Figure 6. Retroviruses used in our assays were not restricted by mouse Trim5 homologs.

CRFK cell lines were transduced to stably express Trim5 homologs containing all four of the canonical domains of Trim5α, cloned from NIH3T3 and MDTF cells, representing Mus musculus and Mus dunni respectively. Stable cell lines for Trim34-1 from NIH3T3 cells and Rhesus Trim5α were also generated. Each Trim gene was cloned with an N-terminal HA tag for detection via immunoblotting. (A and B) 50 ug of lysates per well, immunoblotted with anti-HA to check for expression of each Trim5 homolog. Anti-actin was used as a loading control. A second attempt at stable cell line generation was needed to boost the levels of MDTF Trim30 and Trim30-3 (B). We were unable to generate CRFK cells stably expressing Trim30-2 from either NIH3T3 or MDTF cells.

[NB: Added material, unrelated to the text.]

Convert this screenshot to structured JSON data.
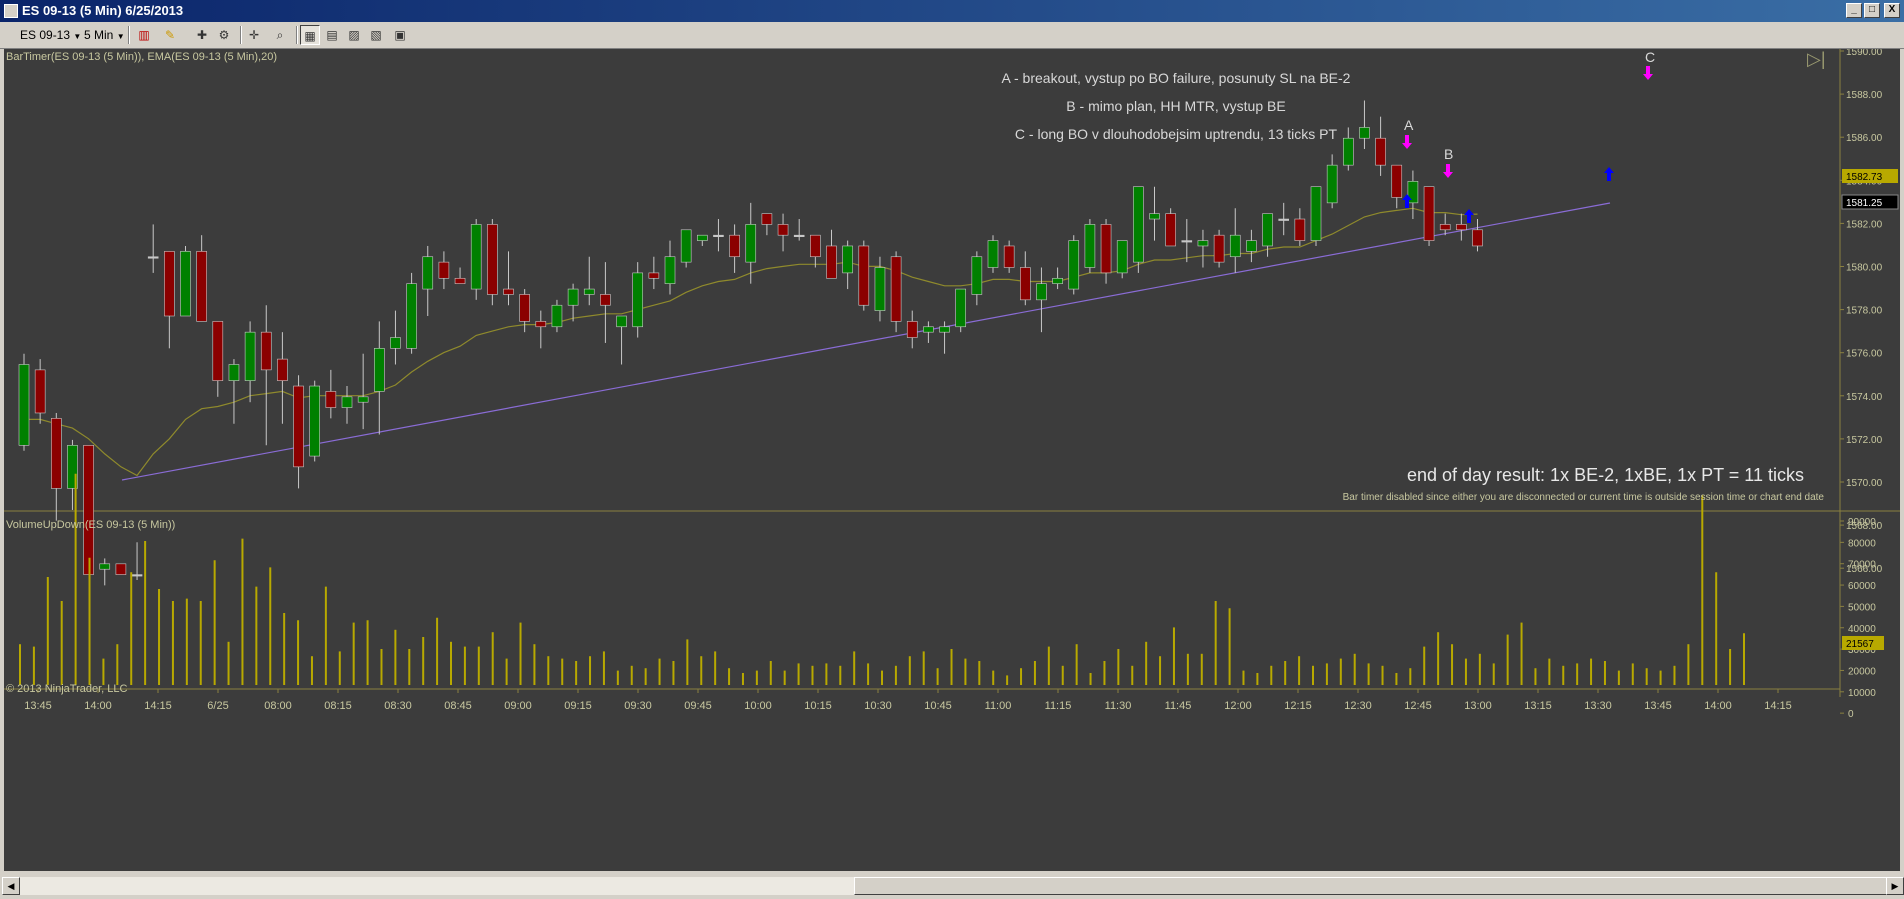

(A and B) Each stable cell line expressing one of the listed Trim genes was challenged with the list of retroviruses at sufficient amounts to give non-saturating levels of infection. Each virus is generated to express GFP upon infection. These retroviruses were used because they represent a broad range of viruses restricted by antiviral Trim5 orthologs from primates, cows and rabbits. HIV-1 (human immunodeficiency virus-1), SIVmac (simian immunodeficiency virus macaque strain), MPMV (mason-pfizer monkey virus), N-MLV (N-tropic murine leukemia virus), B-MLV (B-tropic murine leukemia virus), NB-MLV (N- and B-tropic murine leukemia virus), FIV (feline immunodeficiency virus), EIAV (equine infectious anemia virus). Percentage of cells that are infected are plotted on the y-axis as a log-scale.